Er scheint der Rädelsführer der Bande zu sein, welche ganz offensichtlich die Macht im Reich an sich reißen will. Börinor greift sich meine Kette und schleift mich vor den Thron.

„Da unser geschätzter König heute heißer ist, werde ich als sein Sprachrohr dienen", beginnt der Kämmerer. „Wir sind hier versammelt, um über das Schicksal von Prinzessin Aurora und ihres Begleiters zu befinden. Sie werden beschuldigt Magier zu sein."

Ein Raunen geht durch den Saal. Immer dann, wenn die Rede von Magie ist, fürchten sich die Leute. Ich greife nach meiner Geistmagie und versuche herauszufinden, was die Zuschauer denken. Sie sind ein wenig unsicher, aber sie sind nicht gänzlich gegen mich. Sie wollen erst schauen, was gegen uns vorgebracht wird.

„Wie kommt Ihr auf den Gedanken, ich könnte eine Magierin sein?" frage ich deshalb.

„Ich weiß es", fährt mich der Kämmerer an.

„Dann wisst ihr mehr als ich."

„Gebt es doch zu. Es hat keinen Sinn zu leugnen. Es steht in den Büchern, dass eine Prinzessin kommen wird, die über große, magische Kräfte verfügen wird."

„Das kann durchaus stimmen, was in den Büchern steht. Aber muss das genau ich sein?"

„Es gab schon lange keine Prinzessin mehr, es gab in den letzten Jahrzehnten nur noch Prinzen."

„Na und? Was sagen die Bücher dazu? Gibt es genaue zeitliche Angaben."

„Das nicht ...", gibt der Kämmerer zu.

„Aber ihr wollt einfach den sicheren Weg gehen und die Prinzessin aus dem Weg räumen, ganz egal ob sie nun eine Magierin ist oder nicht", halte ich dagegen.

„Die Weissagung kann nur auf Euch zutreffen", beharrt er.
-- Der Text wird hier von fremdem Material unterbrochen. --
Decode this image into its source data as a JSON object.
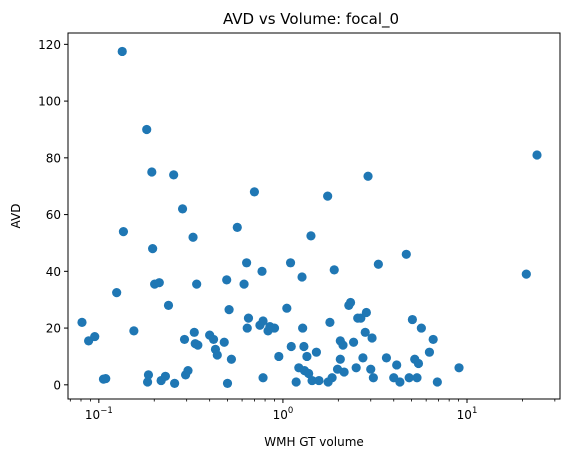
{
  "chart_data": {
    "type": "scatter",
    "title": "AVD vs Volume: focal_0",
    "xlabel": "WMH GT volume",
    "ylabel": "AVD",
    "xscale": "log",
    "xlim": [
      0.068,
      32
    ],
    "ylim": [
      -5,
      124
    ],
    "grid": false,
    "marker_color": "#1f77b4",
    "x_ticks": [
      {
        "value": 0.1,
        "base": "10",
        "exp": "−1"
      },
      {
        "value": 1,
        "base": "10",
        "exp": "0"
      },
      {
        "value": 10,
        "base": "10",
        "exp": "1"
      }
    ],
    "y_ticks": [
      0,
      20,
      40,
      60,
      80,
      100,
      120
    ],
    "points": [
      [
        0.081,
        22
      ],
      [
        0.088,
        15.5
      ],
      [
        0.095,
        17
      ],
      [
        0.106,
        2
      ],
      [
        0.109,
        2.2
      ],
      [
        0.125,
        32.5
      ],
      [
        0.134,
        117.5
      ],
      [
        0.136,
        54
      ],
      [
        0.155,
        19
      ],
      [
        0.182,
        90
      ],
      [
        0.184,
        1
      ],
      [
        0.186,
        3.5
      ],
      [
        0.194,
        75
      ],
      [
        0.196,
        48
      ],
      [
        0.201,
        35.5
      ],
      [
        0.213,
        36
      ],
      [
        0.218,
        1.5
      ],
      [
        0.23,
        3
      ],
      [
        0.239,
        28
      ],
      [
        0.255,
        74
      ],
      [
        0.258,
        0.5
      ],
      [
        0.285,
        62
      ],
      [
        0.292,
        16
      ],
      [
        0.296,
        3.5
      ],
      [
        0.305,
        5
      ],
      [
        0.325,
        52
      ],
      [
        0.33,
        18.5
      ],
      [
        0.334,
        14.5
      ],
      [
        0.34,
        35.5
      ],
      [
        0.345,
        14
      ],
      [
        0.4,
        17.5
      ],
      [
        0.42,
        16
      ],
      [
        0.43,
        12.5
      ],
      [
        0.44,
        10.5
      ],
      [
        0.48,
        15
      ],
      [
        0.495,
        37
      ],
      [
        0.5,
        0.5
      ],
      [
        0.51,
        26.5
      ],
      [
        0.525,
        9
      ],
      [
        0.565,
        55.5
      ],
      [
        0.615,
        35.5
      ],
      [
        0.635,
        43
      ],
      [
        0.64,
        20
      ],
      [
        0.65,
        23.5
      ],
      [
        0.7,
        68
      ],
      [
        0.75,
        21
      ],
      [
        0.77,
        40
      ],
      [
        0.78,
        2.5
      ],
      [
        0.78,
        22.5
      ],
      [
        0.83,
        19
      ],
      [
        0.85,
        20.5
      ],
      [
        0.9,
        20
      ],
      [
        0.95,
        10
      ],
      [
        1.05,
        27
      ],
      [
        1.1,
        43
      ],
      [
        1.11,
        13.5
      ],
      [
        1.18,
        1
      ],
      [
        1.22,
        6
      ],
      [
        1.27,
        38
      ],
      [
        1.28,
        20
      ],
      [
        1.3,
        13.5
      ],
      [
        1.31,
        5
      ],
      [
        1.35,
        10
      ],
      [
        1.38,
        4
      ],
      [
        1.42,
        52.5
      ],
      [
        1.44,
        1.5
      ],
      [
        1.52,
        11.5
      ],
      [
        1.57,
        1.5
      ],
      [
        1.75,
        66.5
      ],
      [
        1.76,
        1
      ],
      [
        1.8,
        22
      ],
      [
        1.85,
        2.5
      ],
      [
        1.9,
        40.5
      ],
      [
        1.98,
        5.5
      ],
      [
        2.05,
        9
      ],
      [
        2.05,
        15.5
      ],
      [
        2.12,
        14
      ],
      [
        2.15,
        4.5
      ],
      [
        2.28,
        28
      ],
      [
        2.33,
        29
      ],
      [
        2.42,
        15
      ],
      [
        2.5,
        6
      ],
      [
        2.55,
        23.5
      ],
      [
        2.65,
        23.5
      ],
      [
        2.72,
        9.5
      ],
      [
        2.8,
        18.5
      ],
      [
        2.84,
        25.5
      ],
      [
        2.9,
        73.5
      ],
      [
        3.0,
        5.5
      ],
      [
        3.05,
        16.5
      ],
      [
        3.1,
        2.5
      ],
      [
        3.3,
        42.5
      ],
      [
        3.65,
        9.5
      ],
      [
        4.0,
        2.5
      ],
      [
        4.15,
        7
      ],
      [
        4.32,
        1
      ],
      [
        4.68,
        46
      ],
      [
        4.85,
        2.5
      ],
      [
        5.05,
        23
      ],
      [
        5.2,
        9
      ],
      [
        5.35,
        2.5
      ],
      [
        5.45,
        7.5
      ],
      [
        5.65,
        20
      ],
      [
        6.25,
        11.5
      ],
      [
        6.55,
        16
      ],
      [
        6.9,
        1
      ],
      [
        9.05,
        6
      ],
      [
        21.0,
        39
      ],
      [
        24.0,
        81
      ]
    ]
  }
}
„Das ist doch nur Eure Vermutung. Habt ihr einen Beleg dafür? Habe ich etwas getan, das vermuten ließe, dass ich über magische Kräfte verfüge?"

„Nicht direkt."

„Indirekt?"

„Auch nicht."

„Na, seht Ihr, ich verfüge über keine magischen Kräfte."

„Woher wusstet Ihr, dass Hauptmann Samon in Sicherheit ist. War das nicht Magie?", fällt ihm plötzlich ein.

Ein Raunen geht durch die Zuschauer. Zum ersten Mal hat er sie verunsichert. Bisher war es mir gelungen, sie immer weiter auf meine Seite zu ziehen.